Речь идет, разумеется, о профессиональном спорте. Но я никак не могу отделаться от ощущения, что в редких размышлениях Вадима о профессии другой профессионал думает о литературе — типичной русской игре, завязанной на построении цепочек ментальных соответствий.

«Просматривая чужие заметки о том или ином матче, он удивлялся словам, которые использовали коллеги: └сфера”, └игровой снаряд” — это про обычный футбольный мяч! Понятно, повторять одно и то же слово в соседних фразах не хотелось, но звучало забавно. Может, так и предполагалось — чтобы забавно, чтобы чуть-чуть иронии, как-никак — игра, значит, и писать о ней надо как об игре, без лишнего пафоса. А между тем без пафоса не обходилось, особенно при освещении международных матчей…»

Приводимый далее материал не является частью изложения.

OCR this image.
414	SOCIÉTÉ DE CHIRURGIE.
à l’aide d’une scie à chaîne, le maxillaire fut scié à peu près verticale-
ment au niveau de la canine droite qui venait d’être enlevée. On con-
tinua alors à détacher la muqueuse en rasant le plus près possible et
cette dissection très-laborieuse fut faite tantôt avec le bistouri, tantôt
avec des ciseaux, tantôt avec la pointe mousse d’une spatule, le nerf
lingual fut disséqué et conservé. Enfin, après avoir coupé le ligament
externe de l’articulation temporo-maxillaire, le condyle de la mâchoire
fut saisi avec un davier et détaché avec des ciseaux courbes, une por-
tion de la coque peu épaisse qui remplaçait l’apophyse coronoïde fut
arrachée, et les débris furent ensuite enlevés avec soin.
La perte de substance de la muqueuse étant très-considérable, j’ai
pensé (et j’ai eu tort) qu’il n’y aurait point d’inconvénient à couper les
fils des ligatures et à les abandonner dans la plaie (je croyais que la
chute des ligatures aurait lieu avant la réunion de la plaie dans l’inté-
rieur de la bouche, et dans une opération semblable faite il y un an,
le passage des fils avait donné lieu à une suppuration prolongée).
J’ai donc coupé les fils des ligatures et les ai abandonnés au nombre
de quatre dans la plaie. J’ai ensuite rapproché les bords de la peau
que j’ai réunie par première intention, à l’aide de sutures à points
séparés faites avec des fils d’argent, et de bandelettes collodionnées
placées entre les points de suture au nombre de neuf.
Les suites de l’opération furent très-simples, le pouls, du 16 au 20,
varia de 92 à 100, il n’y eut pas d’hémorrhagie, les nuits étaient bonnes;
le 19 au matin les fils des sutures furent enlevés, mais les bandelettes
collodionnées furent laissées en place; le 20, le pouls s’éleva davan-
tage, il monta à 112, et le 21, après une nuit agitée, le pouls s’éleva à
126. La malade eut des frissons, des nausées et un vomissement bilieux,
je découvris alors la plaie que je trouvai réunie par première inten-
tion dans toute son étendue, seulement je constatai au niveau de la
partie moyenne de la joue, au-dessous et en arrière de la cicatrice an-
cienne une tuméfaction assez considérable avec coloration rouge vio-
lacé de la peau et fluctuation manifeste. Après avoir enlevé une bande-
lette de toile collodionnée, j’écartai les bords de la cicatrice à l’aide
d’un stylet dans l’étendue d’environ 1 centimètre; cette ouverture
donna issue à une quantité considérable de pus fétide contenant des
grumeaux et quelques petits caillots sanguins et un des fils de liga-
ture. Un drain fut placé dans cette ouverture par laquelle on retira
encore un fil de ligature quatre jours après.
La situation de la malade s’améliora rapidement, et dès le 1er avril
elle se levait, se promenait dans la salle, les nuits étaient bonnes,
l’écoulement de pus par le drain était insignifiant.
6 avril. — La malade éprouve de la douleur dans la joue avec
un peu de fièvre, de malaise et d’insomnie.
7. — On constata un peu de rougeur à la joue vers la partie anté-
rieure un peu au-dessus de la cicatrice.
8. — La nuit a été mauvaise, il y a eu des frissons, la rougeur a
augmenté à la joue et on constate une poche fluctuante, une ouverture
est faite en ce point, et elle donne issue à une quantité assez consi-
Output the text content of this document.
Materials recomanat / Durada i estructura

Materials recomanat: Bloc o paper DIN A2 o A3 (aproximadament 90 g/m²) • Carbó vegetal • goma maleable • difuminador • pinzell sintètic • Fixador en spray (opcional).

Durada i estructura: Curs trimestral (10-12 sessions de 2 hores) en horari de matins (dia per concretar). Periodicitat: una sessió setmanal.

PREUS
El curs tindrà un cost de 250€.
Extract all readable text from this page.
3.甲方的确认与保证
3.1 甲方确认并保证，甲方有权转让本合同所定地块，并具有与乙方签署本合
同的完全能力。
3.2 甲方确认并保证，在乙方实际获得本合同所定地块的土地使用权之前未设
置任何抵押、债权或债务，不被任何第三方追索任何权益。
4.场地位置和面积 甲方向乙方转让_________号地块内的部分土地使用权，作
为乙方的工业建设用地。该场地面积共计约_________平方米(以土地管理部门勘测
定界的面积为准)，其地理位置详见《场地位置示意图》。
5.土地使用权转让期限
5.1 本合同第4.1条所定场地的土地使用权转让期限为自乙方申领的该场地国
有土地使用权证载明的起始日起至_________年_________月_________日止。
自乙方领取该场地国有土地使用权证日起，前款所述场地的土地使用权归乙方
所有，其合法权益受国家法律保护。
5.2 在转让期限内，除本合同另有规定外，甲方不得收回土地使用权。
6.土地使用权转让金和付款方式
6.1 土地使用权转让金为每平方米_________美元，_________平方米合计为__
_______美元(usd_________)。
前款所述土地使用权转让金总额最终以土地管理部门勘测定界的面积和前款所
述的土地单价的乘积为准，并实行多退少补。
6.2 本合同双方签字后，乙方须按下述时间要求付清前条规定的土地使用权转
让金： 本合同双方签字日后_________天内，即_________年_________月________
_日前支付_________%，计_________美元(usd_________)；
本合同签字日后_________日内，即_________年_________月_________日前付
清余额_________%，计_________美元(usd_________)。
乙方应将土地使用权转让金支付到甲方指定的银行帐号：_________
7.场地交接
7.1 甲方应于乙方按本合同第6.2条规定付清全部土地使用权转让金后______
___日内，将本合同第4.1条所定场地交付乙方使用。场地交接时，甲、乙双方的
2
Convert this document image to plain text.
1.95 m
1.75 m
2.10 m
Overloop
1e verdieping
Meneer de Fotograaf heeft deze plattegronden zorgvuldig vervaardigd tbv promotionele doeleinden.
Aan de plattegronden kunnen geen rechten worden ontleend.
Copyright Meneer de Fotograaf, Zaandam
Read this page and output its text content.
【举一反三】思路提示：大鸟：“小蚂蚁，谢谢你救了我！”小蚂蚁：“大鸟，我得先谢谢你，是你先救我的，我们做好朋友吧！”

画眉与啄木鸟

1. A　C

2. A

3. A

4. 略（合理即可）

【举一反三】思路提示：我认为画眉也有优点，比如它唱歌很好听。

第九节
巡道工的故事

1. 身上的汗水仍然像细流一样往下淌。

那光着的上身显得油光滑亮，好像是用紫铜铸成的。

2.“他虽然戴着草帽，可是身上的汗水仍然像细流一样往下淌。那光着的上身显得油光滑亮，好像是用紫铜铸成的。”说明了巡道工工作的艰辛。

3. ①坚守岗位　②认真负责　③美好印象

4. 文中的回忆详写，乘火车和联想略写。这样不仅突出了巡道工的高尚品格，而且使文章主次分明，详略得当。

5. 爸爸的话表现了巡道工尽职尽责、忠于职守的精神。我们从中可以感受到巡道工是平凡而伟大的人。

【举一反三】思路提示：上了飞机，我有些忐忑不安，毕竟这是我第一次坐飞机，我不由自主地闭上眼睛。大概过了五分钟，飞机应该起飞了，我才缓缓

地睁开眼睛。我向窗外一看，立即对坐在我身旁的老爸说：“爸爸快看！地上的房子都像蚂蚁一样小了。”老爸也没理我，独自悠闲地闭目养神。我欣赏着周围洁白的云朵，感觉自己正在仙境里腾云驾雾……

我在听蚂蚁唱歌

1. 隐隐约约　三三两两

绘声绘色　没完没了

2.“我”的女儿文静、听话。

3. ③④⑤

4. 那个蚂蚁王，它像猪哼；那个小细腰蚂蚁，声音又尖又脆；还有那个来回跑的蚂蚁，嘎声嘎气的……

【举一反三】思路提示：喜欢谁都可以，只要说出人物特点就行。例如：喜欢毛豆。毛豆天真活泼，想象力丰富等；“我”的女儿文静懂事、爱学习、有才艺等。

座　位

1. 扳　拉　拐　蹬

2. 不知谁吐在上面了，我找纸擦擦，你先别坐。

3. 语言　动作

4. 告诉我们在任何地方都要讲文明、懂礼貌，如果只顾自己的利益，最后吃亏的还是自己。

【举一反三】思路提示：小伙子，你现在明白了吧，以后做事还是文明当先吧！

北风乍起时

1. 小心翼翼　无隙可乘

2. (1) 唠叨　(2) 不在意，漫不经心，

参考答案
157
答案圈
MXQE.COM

Люблю вот такие моменты, когда текст проговаривается о себе самом, когда подспудные токи, его организующие, выходят на поверхность. Говоря о спорте, то ли Вадим, то ли сам Шкловский формулирует свою технологию. Я, впрочем, далек от мысли о том, что «Тени» возникли из профессиональной метарефлексии (хотя опять же кто знает, Ватсон, кто знает), более всего Шкловского волнуют совершенно иные материи. Например, бег времени и незаметность бытийных метаморфоз, выстраивающих редуты необратимостей. Или же «пространство всеобщего» в единичном и особенном. Шкловскому интересны сокрытые до поры до времени брачные игры причин и следствий, пульсирующих столь очевидно только если возникает возможность посмотреть на себя со стороны. Шкловского, вероятно, волнует сама эта возможность сторонней оптики, вскрывающей закономерности чего-то самого что ни на есть простого, заурядного — того самого вещества, из которого состоят наши сны. И из которого, таким образом, состоим и мы сами.

Ты-то думал, что состоишь из воды, как рыба, или из деревьев, как лес, но, оказывается, ты «сделан» из чужих снов, внезапно ставших твоими собственными.